The Navyard Wharf is operated by the Harwich Dock Company Ltd. Roll on/Roll off cargo ships sail to various ports in Finland, Sweden, Norway, Denmark and Belgium.
Previously this was the site of the shipyard and before that the site of a small 12th Century castle. Ships were built here in the 16th Century under Chapman and Pett.
Elizabeth 1 came to inspect the shipyard in 1561. She stayed at the noblest house in the middle of the High St (now King’s Head St). It was a medieval aisled hall possibly the Duke of Norfolk’s.
The Treadwheel Crane, now situated on Harwich Green, spent its working life in this shipyard.
The Shipyard was developed in 1660 and many fine naval ships were built to the design of Anthony Deane. It was mentioned by Pepys (the Diarist), who was Secretary for the Navy and MP for Harwich.

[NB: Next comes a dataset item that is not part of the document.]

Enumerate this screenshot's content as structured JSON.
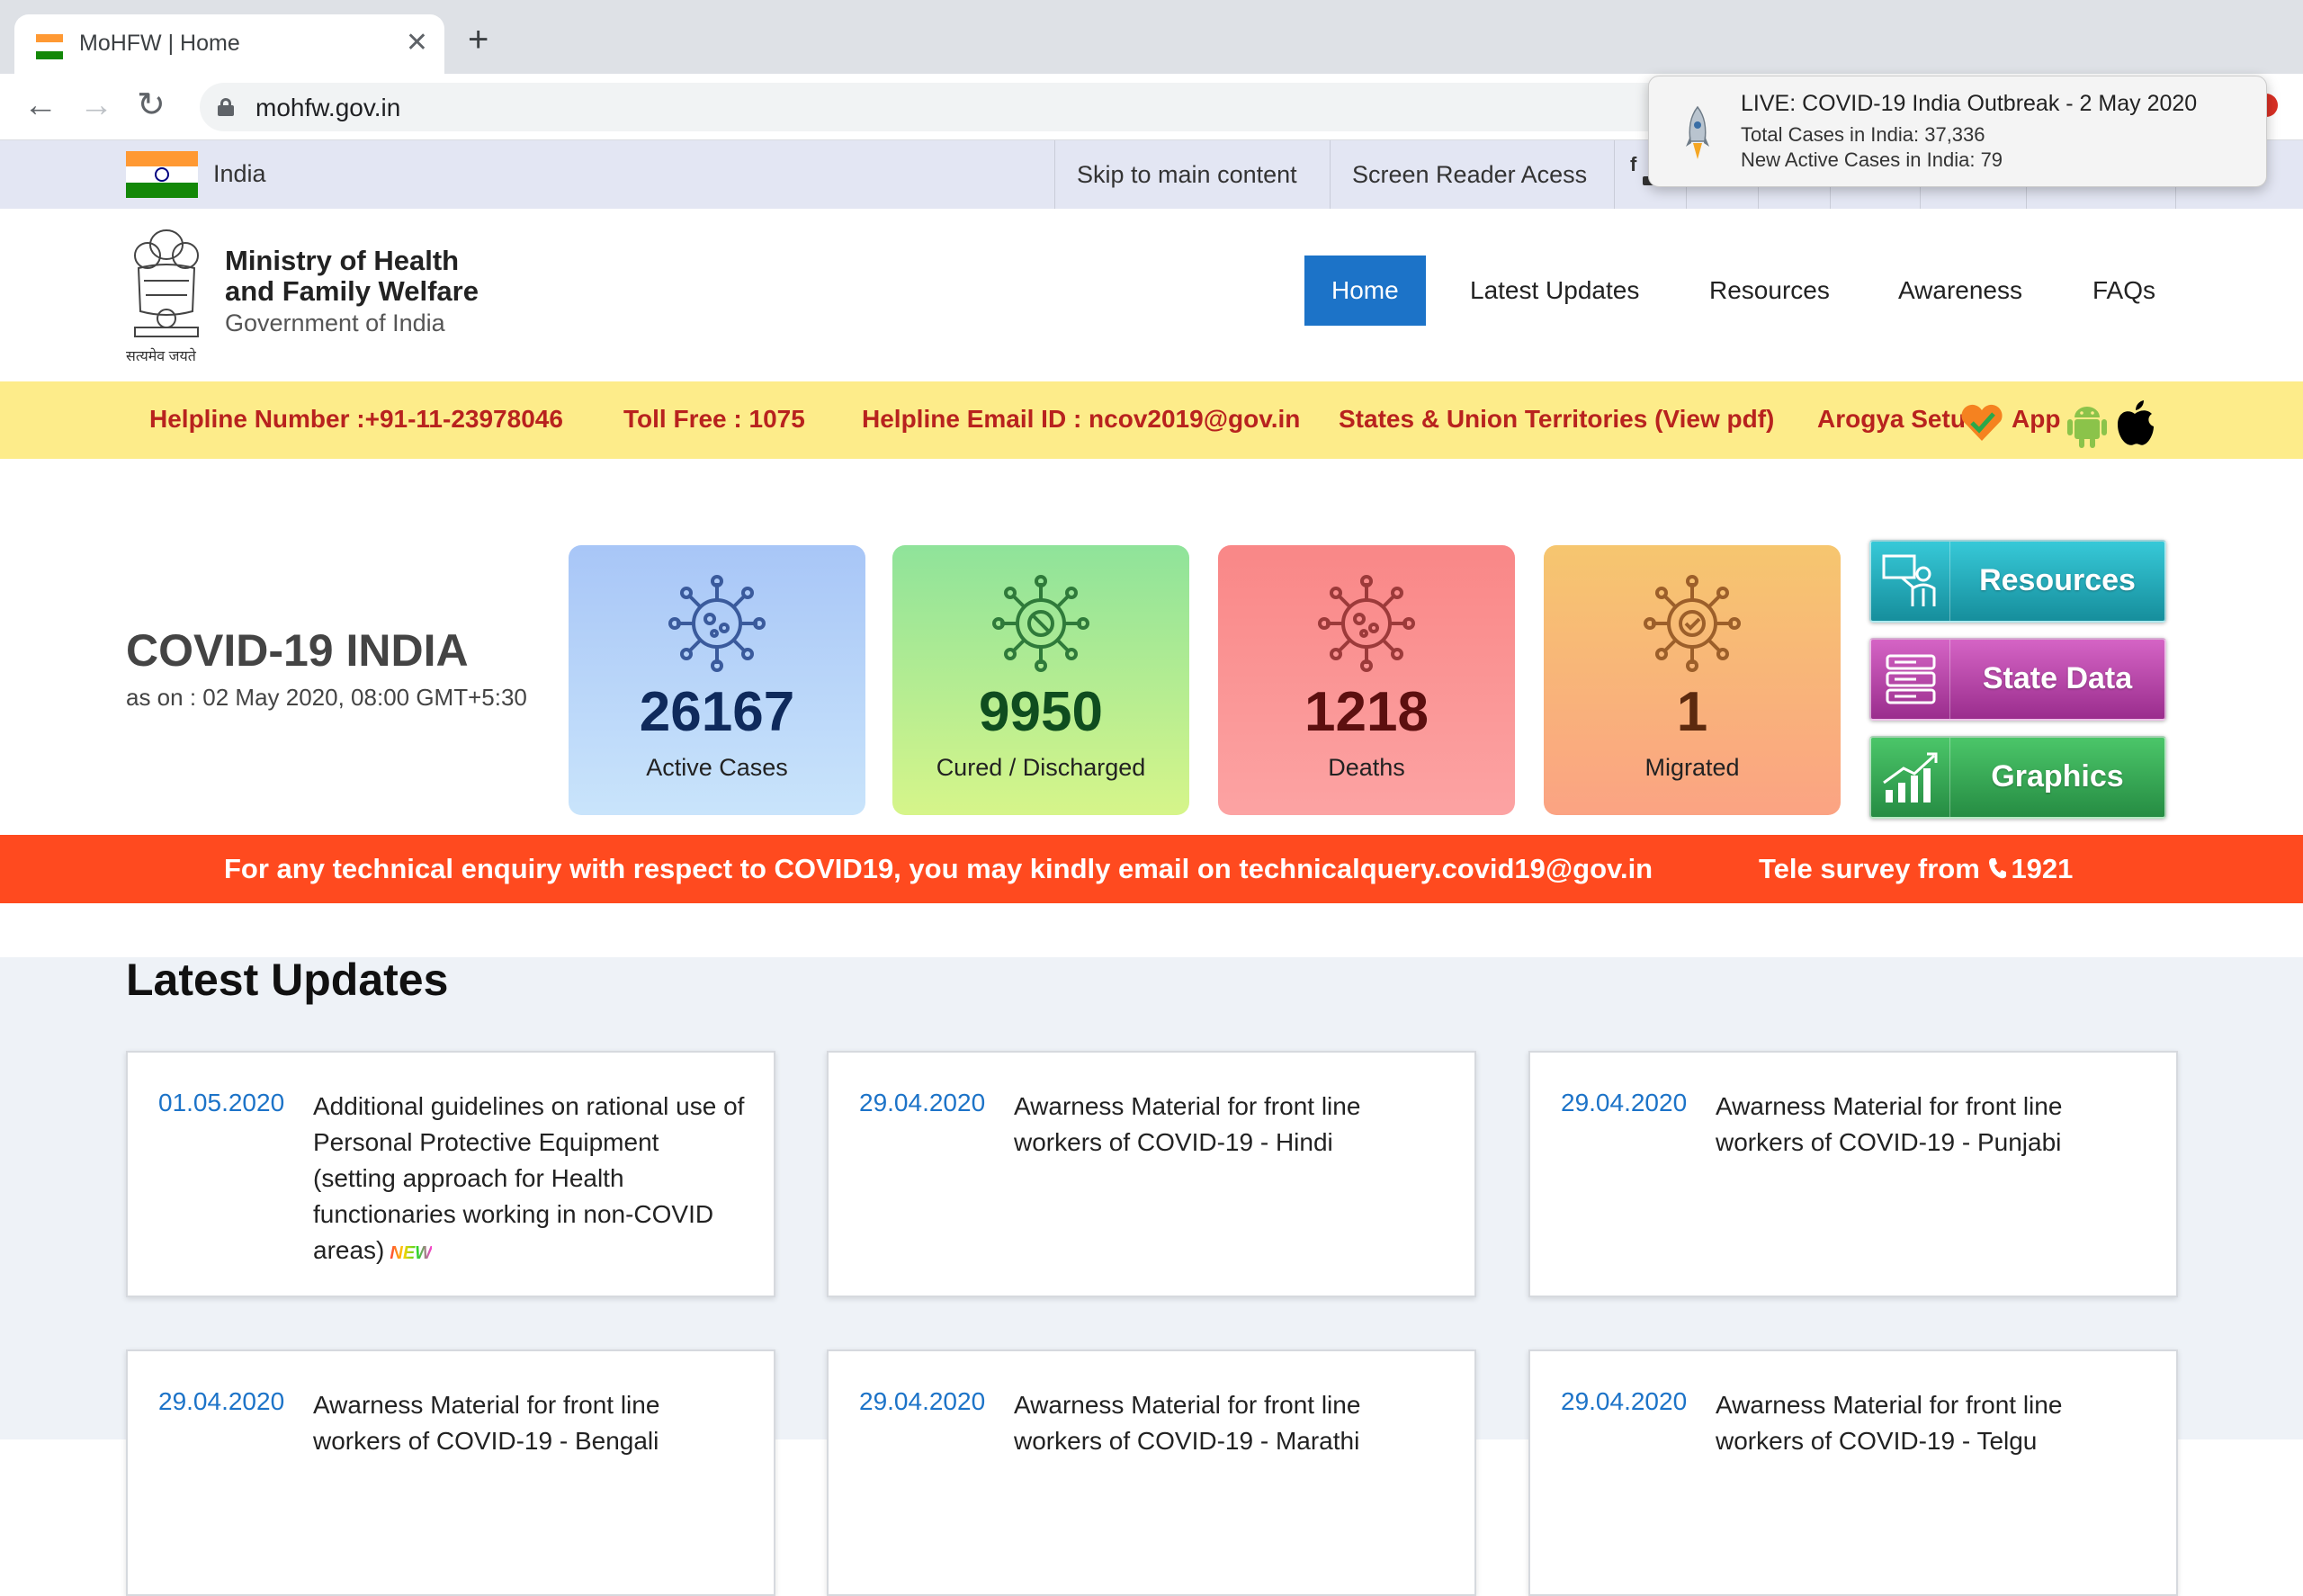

Deane the Shipwright and Pepys were friends and MPs together, both representing Harwich. In the 18th/19th Century the shipyard came under the control of various families; Bailey, Graham, Bagshaw and by 1850 Vaux.

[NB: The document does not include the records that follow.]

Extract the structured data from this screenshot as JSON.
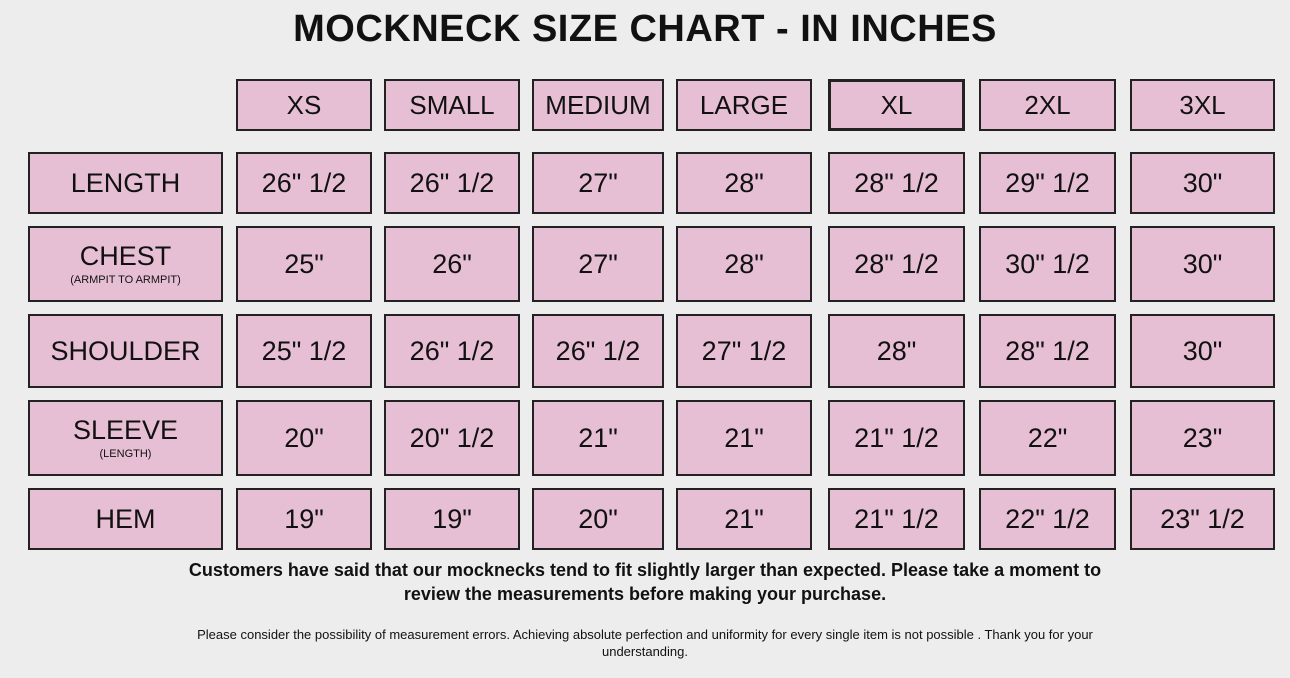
{
  "title": "MOCKNECK SIZE CHART - IN INCHES",
  "sizes": [
    "XS",
    "SMALL",
    "MEDIUM",
    "LARGE",
    "XL",
    "2XL",
    "3XL"
  ],
  "rows": [
    {
      "label": "LENGTH",
      "sublabel": "",
      "values": [
        "26\" 1/2",
        "26\" 1/2",
        "27\"",
        "28\"",
        "28\" 1/2",
        "29\" 1/2",
        "30\""
      ]
    },
    {
      "label": "CHEST",
      "sublabel": "(ARMPIT TO ARMPIT)",
      "values": [
        "25\"",
        "26\"",
        "27\"",
        "28\"",
        "28\" 1/2",
        "30\" 1/2",
        "30\""
      ]
    },
    {
      "label": "SHOULDER",
      "sublabel": "",
      "values": [
        "25\" 1/2",
        "26\" 1/2",
        "26\" 1/2",
        "27\" 1/2",
        "28\"",
        "28\" 1/2",
        "30\""
      ]
    },
    {
      "label": "SLEEVE",
      "sublabel": "(LENGTH)",
      "values": [
        "20\"",
        "20\" 1/2",
        "21\"",
        "21\"",
        "21\" 1/2",
        "22\"",
        "23\""
      ]
    },
    {
      "label": "HEM",
      "sublabel": "",
      "values": [
        "19\"",
        "19\"",
        "20\"",
        "21\"",
        "21\" 1/2",
        "22\" 1/2",
        "23\" 1/2"
      ]
    }
  ],
  "notes": {
    "fit_notice": "Customers have said that our mocknecks tend to fit slightly larger than expected. Please take a moment to review the measurements before making your purchase.",
    "disclaimer": "Please consider the possibility of measurement errors. Achieving absolute perfection and uniformity for every single item is not possible . Thank you for your understanding."
  },
  "colors": {
    "cell_fill": "#e7bfd4",
    "border": "#222222",
    "background": "#ededed"
  }
}
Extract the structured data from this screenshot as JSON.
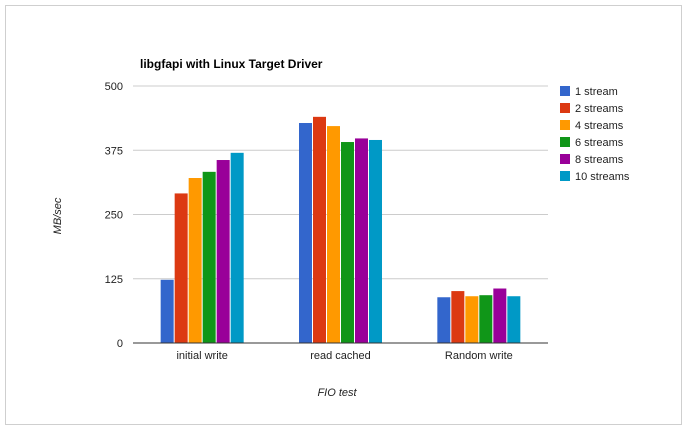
{
  "chart_data": {
    "type": "bar",
    "title": "libgfapi with Linux Target Driver",
    "xlabel": "FIO test",
    "ylabel": "MB/sec",
    "ylim": [
      0,
      500
    ],
    "yticks": [
      "0",
      "125",
      "250",
      "375",
      "500"
    ],
    "ytick_values": [
      0,
      125,
      250,
      375,
      500
    ],
    "categories": [
      "initial write",
      "read cached",
      "Random write"
    ],
    "series": [
      {
        "name": "1 stream",
        "color": "#3366cc",
        "values": [
          123,
          428,
          89
        ]
      },
      {
        "name": "2 streams",
        "color": "#dc3912",
        "values": [
          291,
          440,
          101
        ]
      },
      {
        "name": "4 streams",
        "color": "#ff9900",
        "values": [
          321,
          422,
          91
        ]
      },
      {
        "name": "6 streams",
        "color": "#109618",
        "values": [
          333,
          391,
          93
        ]
      },
      {
        "name": "8 streams",
        "color": "#990099",
        "values": [
          356,
          398,
          106
        ]
      },
      {
        "name": "10 streams",
        "color": "#0099c6",
        "values": [
          370,
          395,
          91
        ]
      }
    ],
    "grid": true,
    "legend_position": "right"
  }
}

Navyard Wharf was established on the site in 1962. A list of the Men of War constructed in the Old Naval Yard 1660-1827 is shown on a board near the entrance to the Navyard Wharf.
Here is also situated the old shipyard bell which was cast by John Darby, Bellfounder of Ipswich in 1666. It was housed in a bell tower in the middle of the Old Naval Yard and rung daily to summon people to work. It was disposed of in the late 1920s (at the same time that the Treadwheel Crane was relocated). It was recovered in 1930 by Mr PJ Pybus, MP for Harwich, who presented it to the town.